24-09-2025
Opinion

Investors seeking reliability rather than momentum have a strategic advantage

Residential real estate in Europe is entering a more predictable phase, supported by a gradually stabilising macroeconomic environment. Growth expectations are improving gradually, real wages are rising again in key markets such as Germany, France and the UK, and the ECB has inflation largely under control. This combination is restoring a degree of macroeconomic predictability.

Roden britta high res

Britta Roden is head of research at Swiss Life Asset Managers Germany

Residential real estate in Europe is entering a more predictable phase, supported by a gradually stabilising macroeconomic environment. Growth expectations are improving gradually, real wages are rising again in key markets such as Germany, France and the UK, and the ECB has inflation largely under control. This combination is restoring a degree of macroeconomic predictability.

At the same time, this stabilisation should not be mistaken for a return to pre-Covid conditions. Rather than entering a new growth super cycle, Europe is entering a phase characterised by lower volatility, more balanced monetary policy, and increasing differentiation between regions and asset classes. In a fragmented global environment, these characteristics offer investors seeking reliability rather than momentum a strategic advantage.

Against this backdrop, Europe is regaining relevance as a stable investment environment for real assets. The outlook points to a medium-term return to structurally lower interest rates, which continues to support demand for income-generating assets. At the same time, the current cycle makes one thing very clear: returns can no longer rely on valuation effects. They have to be earned.

This marks a structural shift for real estate markets. After a decade dominated by yield compression and financial leverage, the focus is now firmly on cash flow quality, operational performance and long-term resilience. For investors, this means that asset selection, management expertise and local market understanding are becoming far more important than short-term market timing.

This shift is particularly relevant for residential real estate. In the living sector, the focus is moving decisively towards sustainable income generation, operational resilience and long-term fundamentals. Financing costs remain higher than in the past decade, yield spread is no longer a given, and asset performance increasingly depends on active management. 

‘The current cycle makes one thing very clear: returns can no longer rely on valuation effects’

Across many European core markets, the structural imbalance between housing supply and demand persists and is expected to intensify further. Urbanisation, demographic trends and limited construction continue to support rental growth and occupancy levels.

At city level, markets such as Berlin, Paris, Vienna and Amsterdam combine population growth, deep rental demand and liquidity, while remaining structurally undersupplied. Beyond these well-established cities, a broader set of European urban centres is also gaining relevance. Cities with strong labour markets, universities, innovation clusters and constrained housing pipelines are increasingly attractive from an investment perspective. This underlines the importance of a genuinely pan-European view that goes beyond individual countries and focuses on urban fundamentals across the continent.

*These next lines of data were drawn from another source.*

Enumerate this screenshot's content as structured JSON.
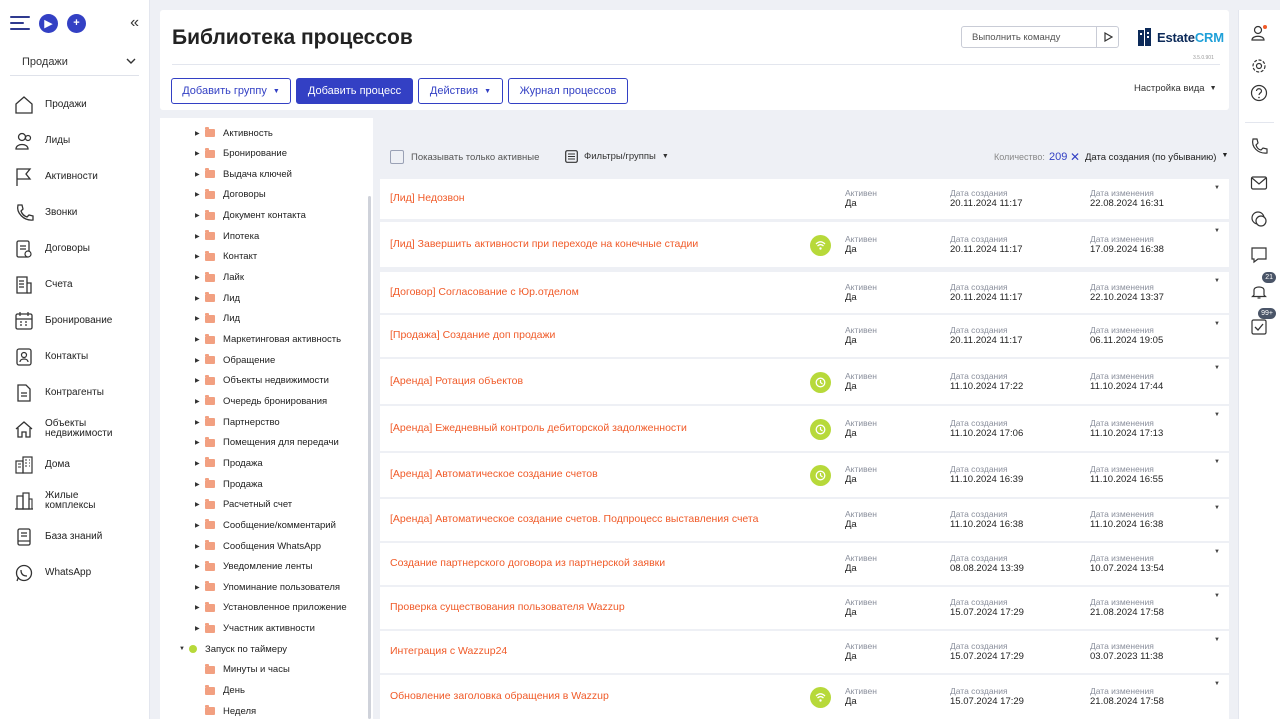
{
  "left_sidebar": {
    "section_select": "Продажи",
    "nav": [
      {
        "label": "Продажи",
        "icon": "house-icon"
      },
      {
        "label": "Лиды",
        "icon": "users-icon"
      },
      {
        "label": "Активности",
        "icon": "flag-icon"
      },
      {
        "label": "Звонки",
        "icon": "phone-icon"
      },
      {
        "label": "Договоры",
        "icon": "contract-icon"
      },
      {
        "label": "Счета",
        "icon": "invoice-icon"
      },
      {
        "label": "Бронирование",
        "icon": "calendar-icon"
      },
      {
        "label": "Контакты",
        "icon": "contact-card-icon"
      },
      {
        "label": "Контрагенты",
        "icon": "document-icon"
      },
      {
        "label": "Объекты недвижимости",
        "icon": "home-outline-icon"
      },
      {
        "label": "Дома",
        "icon": "buildings-icon"
      },
      {
        "label": "Жилые комплексы",
        "icon": "complex-icon"
      },
      {
        "label": "База знаний",
        "icon": "book-icon"
      },
      {
        "label": "WhatsApp",
        "icon": "whatsapp-icon"
      }
    ]
  },
  "header": {
    "title": "Библиотека процессов",
    "command_placeholder": "Выполнить команду",
    "logo_main": "Estate",
    "logo_accent": "CRM",
    "version": "3.5.0.901",
    "buttons": {
      "add_group": "Добавить группу",
      "add_process": "Добавить процесс",
      "actions": "Действия",
      "journal": "Журнал процессов"
    },
    "view_settings": "Настройка вида"
  },
  "tree": {
    "items": [
      "Активность",
      "Бронирование",
      "Выдача ключей",
      "Договоры",
      "Документ контакта",
      "Ипотека",
      "Контакт",
      "Лайк",
      "Лид",
      "Лид",
      "Маркетинговая активность",
      "Обращение",
      "Объекты недвижимости",
      "Очередь бронирования",
      "Партнерство",
      "Помещения для передачи",
      "Продажа",
      "Продажа",
      "Расчетный счет",
      "Сообщение/комментарий",
      "Сообщения WhatsApp",
      "Уведомление ленты",
      "Упоминание пользователя",
      "Установленное приложение",
      "Участник активности"
    ],
    "timer_group": "Запуск по таймеру",
    "timer_items": [
      "Минуты и часы",
      "День",
      "Неделя"
    ]
  },
  "toolbar": {
    "only_active": "Показывать только активные",
    "filters": "Фильтры/группы",
    "count_label": "Количество:",
    "count": "209",
    "sort": "Дата создания (по убыванию)"
  },
  "labels": {
    "active": "Активен",
    "created": "Дата создания",
    "modified": "Дата изменения"
  },
  "processes": [
    {
      "name": "[Лид] Недозвон",
      "active": "Да",
      "created": "20.11.2024 11:17",
      "modified": "22.08.2024 16:31",
      "badge": ""
    },
    {
      "name": "[Лид] Завершить активности при переходе на конечные стадии",
      "active": "Да",
      "created": "20.11.2024 11:17",
      "modified": "17.09.2024 16:38",
      "badge": "wifi"
    },
    {
      "name": "[Договор] Согласование с Юр.отделом",
      "active": "Да",
      "created": "20.11.2024 11:17",
      "modified": "22.10.2024 13:37",
      "badge": ""
    },
    {
      "name": "[Продажа] Создание доп продажи",
      "active": "Да",
      "created": "20.11.2024 11:17",
      "modified": "06.11.2024 19:05",
      "badge": ""
    },
    {
      "name": "[Аренда] Ротация объектов",
      "active": "Да",
      "created": "11.10.2024 17:22",
      "modified": "11.10.2024 17:44",
      "badge": "timer"
    },
    {
      "name": "[Аренда] Ежедневный контроль дебиторской задолженности",
      "active": "Да",
      "created": "11.10.2024 17:06",
      "modified": "11.10.2024 17:13",
      "badge": "timer"
    },
    {
      "name": "[Аренда] Автоматическое создание счетов",
      "active": "Да",
      "created": "11.10.2024 16:39",
      "modified": "11.10.2024 16:55",
      "badge": "timer"
    },
    {
      "name": "[Аренда] Автоматическое создание счетов. Подпроцесс выставления счета",
      "active": "Да",
      "created": "11.10.2024 16:38",
      "modified": "11.10.2024 16:38",
      "badge": ""
    },
    {
      "name": "Создание партнерского договора из партнерской заявки",
      "active": "Да",
      "created": "08.08.2024 13:39",
      "modified": "10.07.2024 13:54",
      "badge": ""
    },
    {
      "name": "Проверка существования пользователя Wazzup",
      "active": "Да",
      "created": "15.07.2024 17:29",
      "modified": "21.08.2024 17:58",
      "badge": ""
    },
    {
      "name": "Интеграция с Wazzup24",
      "active": "Да",
      "created": "15.07.2024 17:29",
      "modified": "03.07.2023 11:38",
      "badge": ""
    },
    {
      "name": "Обновление заголовка обращения в Wazzup",
      "active": "Да",
      "created": "15.07.2024 17:29",
      "modified": "21.08.2024 17:58",
      "badge": "wifi"
    }
  ],
  "right_rail": {
    "notifications_badge": "21",
    "tasks_badge": "99+"
  },
  "colors": {
    "primary": "#3340c4",
    "process_name": "#f05a28",
    "badge_green": "#b7d93a",
    "folder": "#f2a081"
  }
}
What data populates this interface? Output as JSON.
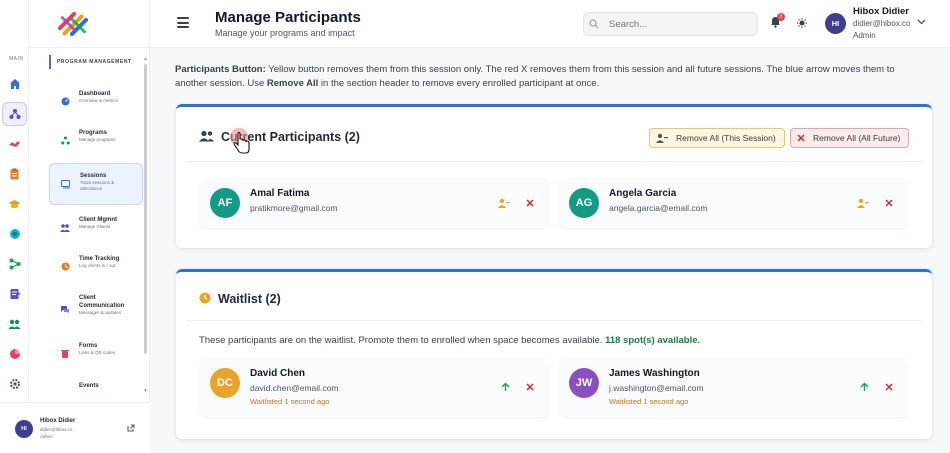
{
  "sidebar": {
    "rail_label": "MAIN",
    "section_title": "PROGRAM MANAGEMENT",
    "items": [
      {
        "title": "Dashboard",
        "subtitle": "Overview & metrics"
      },
      {
        "title": "Programs",
        "subtitle": "Manage programs"
      },
      {
        "title": "Sessions",
        "subtitle": "Track sessions & attendance"
      },
      {
        "title": "Client Mgmnt",
        "subtitle": "Manage Clients"
      },
      {
        "title": "Time Tracking",
        "subtitle": "Log clients in / out"
      },
      {
        "title": "Client Communication",
        "subtitle": "Messages & updates"
      },
      {
        "title": "Forms",
        "subtitle": "Links & QR codes"
      },
      {
        "title": "Events",
        "subtitle": ""
      }
    ],
    "user": {
      "initials": "HI",
      "name": "Hibox Didier",
      "email": "didier@hibox.co",
      "role": "Admin"
    }
  },
  "header": {
    "title": "Manage Participants",
    "subtitle": "Manage your programs and impact",
    "search_placeholder": "Search...",
    "notification_count": "3",
    "user": {
      "initials": "HI",
      "name": "Hibox Didier",
      "email": "didier@hibox.co",
      "role": "Admin"
    }
  },
  "note": {
    "label": "Participants Button:",
    "text1": " Yellow button removes them from this session only. The red X removes them from this session and all future sessions. The blue arrow moves them to another session. Use ",
    "bold": "Remove All",
    "text2": " in the section header to remove every enrolled participant at once."
  },
  "current": {
    "title": "Current Participants (2)",
    "remove_session_label": "Remove All (This Session)",
    "remove_future_label": "Remove All (All Future)",
    "participants": [
      {
        "initials": "AF",
        "name": "Amal Fatima",
        "email": "pratikmore@gmail.com",
        "color": "#159a86"
      },
      {
        "initials": "AG",
        "name": "Angela Garcia",
        "email": "angela.garcia@email.com",
        "color": "#159a86"
      }
    ]
  },
  "waitlist": {
    "title": "Waitlist (2)",
    "description": "These participants are on the waitlist. Promote them to enrolled when space becomes available. ",
    "availability": "118 spot(s) available.",
    "entries": [
      {
        "initials": "DC",
        "name": "David Chen",
        "email": "david.chen@email.com",
        "status": "Waitlisted 1 second ago",
        "color": "#e8a42a"
      },
      {
        "initials": "JW",
        "name": "James Washington",
        "email": "j.washington@email.com",
        "status": "Waitlisted 1 second ago",
        "color": "#8b4fc4"
      }
    ]
  },
  "colors": {
    "accent": "#2f6fd6",
    "brand": "#6d5bd0",
    "danger": "#dc2626",
    "warning": "#e8a42a",
    "success": "#16a34a"
  }
}
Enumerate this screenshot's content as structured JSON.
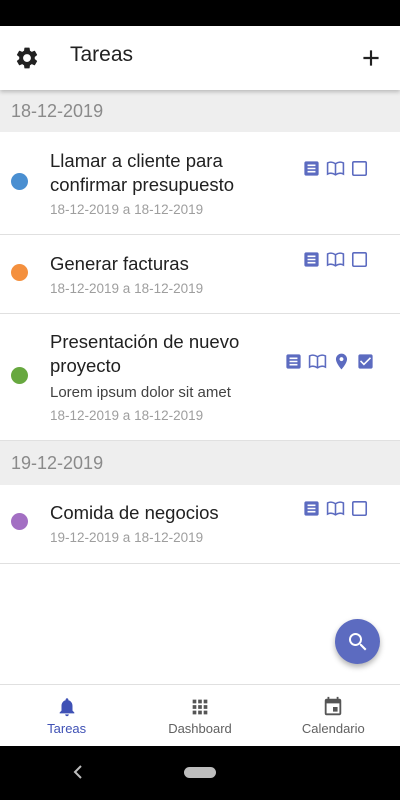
{
  "app_bar": {
    "title": "Tareas",
    "settings_icon": "gear-icon",
    "add_icon": "plus-icon"
  },
  "colors": {
    "accent": "#3f51b5",
    "fab": "#5c6bc0",
    "icon": "#5c6bc0"
  },
  "groups": [
    {
      "date": "18-12-2019",
      "tasks": [
        {
          "title_lines": [
            "Llamar a cliente para",
            "confirmar presupuesto"
          ],
          "description": "",
          "dates": "18-12-2019 a 18-12-2019",
          "color": "#4a8fd1",
          "icons": [
            "notes-icon",
            "book-icon",
            "checkbox-empty-icon"
          ]
        },
        {
          "title_lines": [
            "Generar facturas"
          ],
          "description": "",
          "dates": "18-12-2019 a 18-12-2019",
          "color": "#f4903e",
          "icons": [
            "notes-icon",
            "book-icon",
            "checkbox-empty-icon"
          ]
        },
        {
          "title_lines": [
            "Presentación de nuevo",
            "proyecto"
          ],
          "description": "Lorem ipsum dolor sit amet",
          "dates": "18-12-2019 a 18-12-2019",
          "color": "#67a83f",
          "icons": [
            "notes-icon",
            "book-icon",
            "location-pin-icon",
            "checkbox-checked-icon"
          ]
        }
      ]
    },
    {
      "date": "19-12-2019",
      "tasks": [
        {
          "title_lines": [
            "Comida de negocios"
          ],
          "description": "",
          "dates": "19-12-2019 a 18-12-2019",
          "color": "#a36fc3",
          "icons": [
            "notes-icon",
            "book-icon",
            "checkbox-empty-icon"
          ]
        }
      ]
    }
  ],
  "fab": {
    "icon": "search-icon"
  },
  "bottom_nav": [
    {
      "label": "Tareas",
      "icon": "bell-icon",
      "active": true
    },
    {
      "label": "Dashboard",
      "icon": "grid-icon",
      "active": false
    },
    {
      "label": "Calendario",
      "icon": "calendar-icon",
      "active": false
    }
  ]
}
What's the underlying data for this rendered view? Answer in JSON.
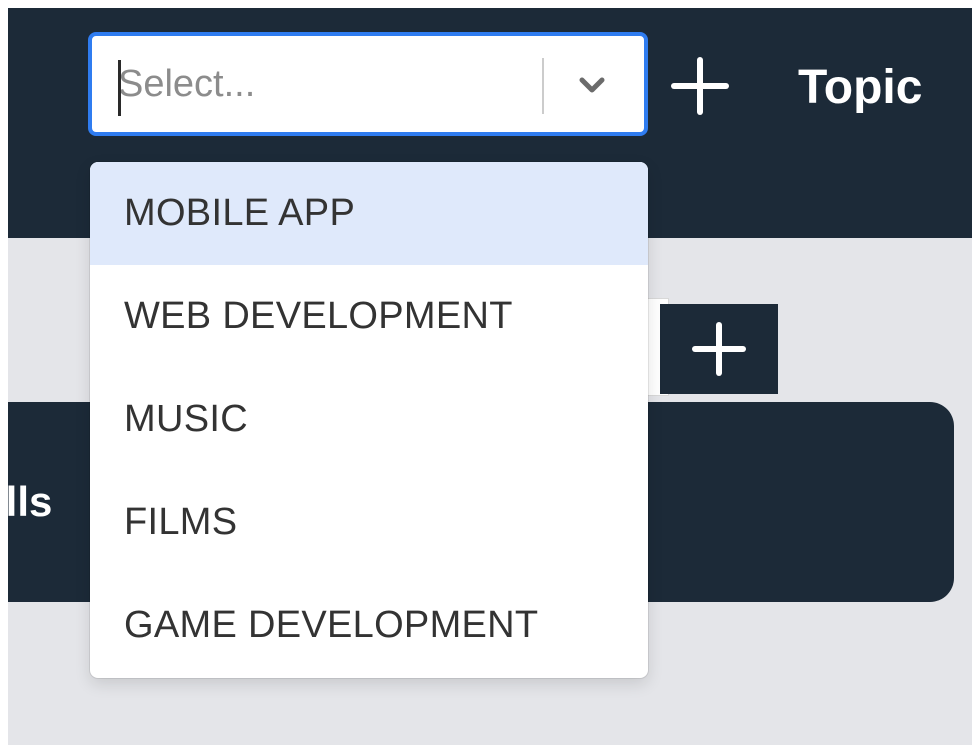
{
  "header": {
    "select": {
      "placeholder": "Select...",
      "value": ""
    },
    "add_icon": "plus-icon",
    "topic_label": "Topic"
  },
  "skills": {
    "add_icon": "plus-icon",
    "card_title_partial": "ills"
  },
  "dropdown": {
    "toggle_icon": "chevron-down-icon",
    "highlighted_index": 0,
    "options": [
      {
        "label": "MOBILE APP"
      },
      {
        "label": "WEB DEVELOPMENT"
      },
      {
        "label": "MUSIC"
      },
      {
        "label": "FILMS"
      },
      {
        "label": "GAME DEVELOPMENT"
      }
    ]
  },
  "colors": {
    "navy": "#1c2a38",
    "focus_blue": "#2f7cf0",
    "option_highlight": "#dfe9fb",
    "page_bg": "#e4e5e9"
  }
}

However, resilience in the living sector is no longer defined by location alone. Energy efficiency, quality of fit-out and the ability to implement robust operating concepts are becoming decisive differentiators. Assets that meet regulatory, environmental and tenant requirements are better positioned to deliver stable cash flows across the cycle.

In this context, residential real estate is evolving from a purely physical asset into an operating business. Topics such as tenant services, flexible living models, mixed-use concepts and professional operator structures are gaining importance. Especially in segments such as modern rental housing, serviced living or alternative residential formats, the quality of the operating concept can be just as important as the building itself.

At the same time, regulatory pressure and ESG requirements are accelerating the transformation of existing housing stock. Energy-efficient buildings are not only better positioned from a sustainability perspective, they also tend to be more resilient in terms of operating costs, tenant demand and long-term value preservation.

Within this framework, we focus on residential real estate as a core pillar of our pan-European strategy. The approach combines long-term capital, local market expertise and strong ESG. Investments are made selectively, with sustainability and energy efficiency embedded throughout the investment lifecycle.

Strong regional teams can ensure proximity to tenants, municipalities and operating partners, while a central investment and research framework can provide consistency and discipline across markets. This combination is essential in a fragmented European landscape with differing regulatory regimes, rental systems and market dynamics.